22
Montrag, hijo de Rehm, colgó el teléfono y se quedó mirando a través de las puertas francesas del estudio de su padre. Los jardines, los árboles y el césped, al igual que la mansión y todo lo que había dentro, eran ahora suyo. Ya no era esa herencia lejana que recibiría algún día.
Mientras observaba el paisaje, disfrutó de la sensación de posesión que bullía en su sangre, pero no se sintió muy satisfecho con la vista. Todo estaba desnudo por el invierno, las jardineras estaban vacías de flores, los árboles frutales protegidos con mallas, los arces y los robles sin hojas. En consecuencia, se podía ver el muro de protección, lo cual no era muy atractivo. Lo mejor era que esos antiestéticos dispositivos de seguridad estuvieran ocultos.
Montrag dio media vuelta y dirigió sus ojos hacia una vista más placentera, que estaba colgada de la pared. Con un rubor de reverencia, observó su pintura favorita tal como siempre lo hacía, porque realmente Turner merecía veneración, tanto por su maestría como por los temas que elegía. En especial en esta obra: la representación de un sol que se ocultaba tras el océano era una obra maestra en muchos sentidos; los matices de color dorado y melocotón y ese rojo profundo eran una fiesta para aquellos ojos que habían sido privados por la biología de la contemplación del verdadero resplandor que sostenía, inspiraba y calentaba al mundo.
Una pintura como ésa sería el orgullo de cualquier colección.
Y él tenía tres Turner sólo en su casa.
Con una mano que se crispó en anticipación, agarró el borde inferior derecho del marco dorado y descolgó el paisaje marino. La caja fuerte que estaba detrás tenía las mismas dimensiones del cuadro y estaba incrustada en la pared. Pulsó los botones para introducir la combinación y sintió un chasquido apenas audible que no permitía imaginarse que cada uno de los pasadores retráctiles era tan grueso como un brazo.
La caja se abrió sin producir ruido y enseguida se encendió una luz interior que iluminó un espacio de tres metros cúbicos lleno de estuches de cuero con joyas, fajos de billetes de cien dólares y documentos guardados en carpetas.
Montrag acercó un banco bordado que servía de escalera y se subió a él. Después de meter la mano hasta el fondo, detrás de todas las escrituras de las propiedades y los certificados de acciones, sacó una caja metálica y volvió a cerrar la caja de seguridad y a dejar la pintura tal como estaba. Con una sensación de excitación y ansiedad, llevó la caja metálica hasta el escritorio y sacó la llave del compartimento secreto que había en el cajón inferior a mano izquierda.

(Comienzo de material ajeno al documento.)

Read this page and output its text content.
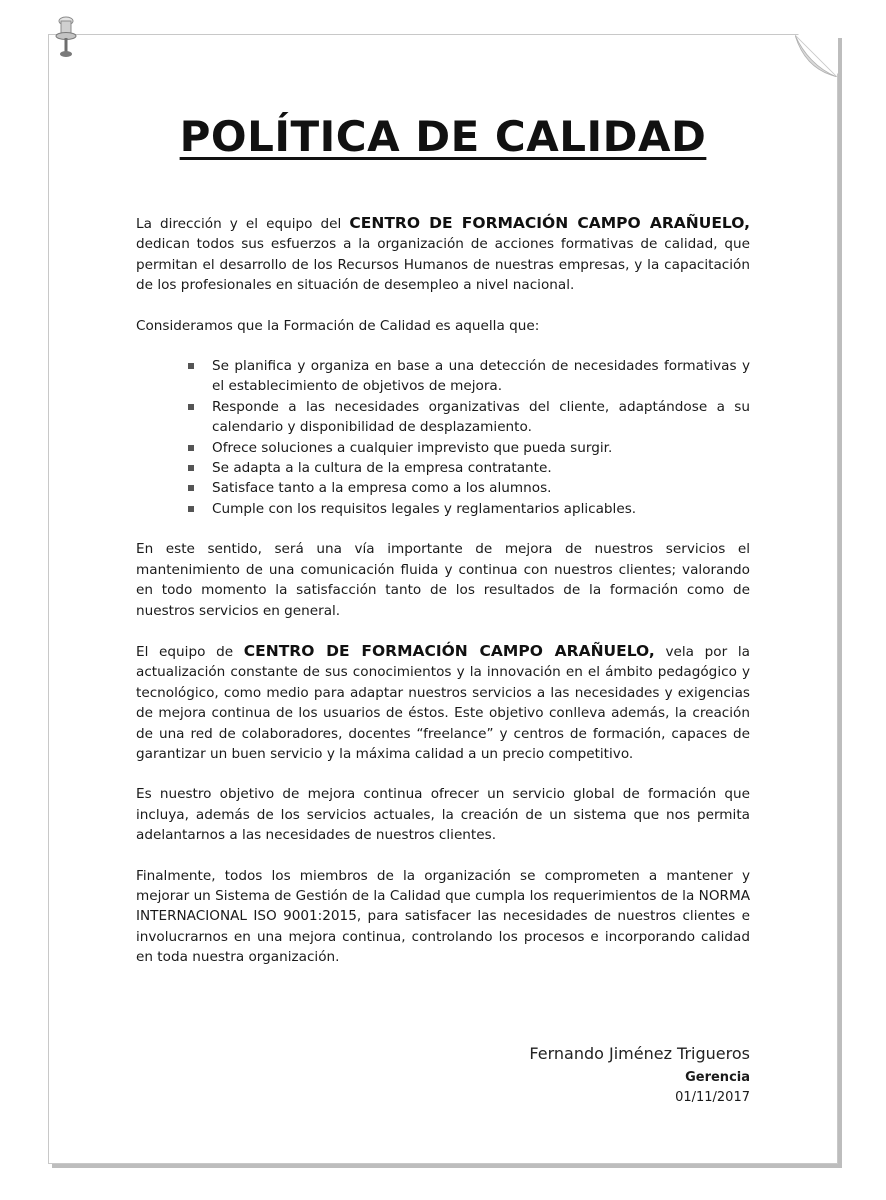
POLÍTICA DE CALIDAD

La dirección y el equipo del CENTRO DE FORMACIÓN CAMPO ARAÑUELO, dedican todos sus esfuerzos a la organización de acciones formativas de calidad, que permitan el desarrollo de los Recursos Humanos de nuestras empresas, y la capacitación de los profesionales en situación de desempleo a nivel nacional.

Consideramos que la Formación de Calidad es aquella que:

Se planifica y organiza en base a una detección de necesidades formativas y el establecimiento de objetivos de mejora.
Responde a las necesidades organizativas del cliente, adaptándose a su calendario y disponibilidad de desplazamiento.
Ofrece soluciones a cualquier imprevisto que pueda surgir.
Se adapta a la cultura de la empresa contratante.
Satisface tanto a la empresa como a los alumnos.
Cumple con los requisitos legales y reglamentarios aplicables.

En este sentido, será una vía importante de mejora de nuestros servicios el mantenimiento de una comunicación fluida y continua con nuestros clientes; valorando en todo momento la satisfacción tanto de los resultados de la formación como de nuestros servicios en general.

El equipo de CENTRO DE FORMACIÓN CAMPO ARAÑUELO, vela por la actualización constante de sus conocimientos y la innovación en el ámbito pedagógico y tecnológico, como medio para adaptar nuestros servicios a las necesidades y exigencias de mejora continua de los usuarios de éstos. Este objetivo conlleva además, la creación de una red de colaboradores, docentes “freelance” y centros de formación, capaces de garantizar un buen servicio y la máxima calidad a un precio competitivo.

Es nuestro objetivo de mejora continua ofrecer un servicio global de formación que incluya, además de los servicios actuales, la creación de un sistema que nos permita adelantarnos a las necesidades de nuestros clientes.

Finalmente, todos los miembros de la organización se comprometen a mantener y mejorar un Sistema de Gestión de la Calidad que cumpla los requerimientos de la NORMA INTERNACIONAL ISO 9001:2015, para satisfacer las necesidades de nuestros clientes e involucrarnos en una mejora continua, controlando los procesos e incorporando calidad en toda nuestra organización.

Fernando Jiménez Trigueros
Gerencia
01/11/2017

Su padre le había enseñado la combinación de la caja de seguridad y le había mostrado la ubicación del compartimento secreto; y cuando Montrag tuviera hijos, les pasaría a ellos ese conocimiento. Ésa era la única forma que la familia tenía de asegurarse de que las cosas de valor no se perdieran. Transmitiéndoselas de padre a hijo.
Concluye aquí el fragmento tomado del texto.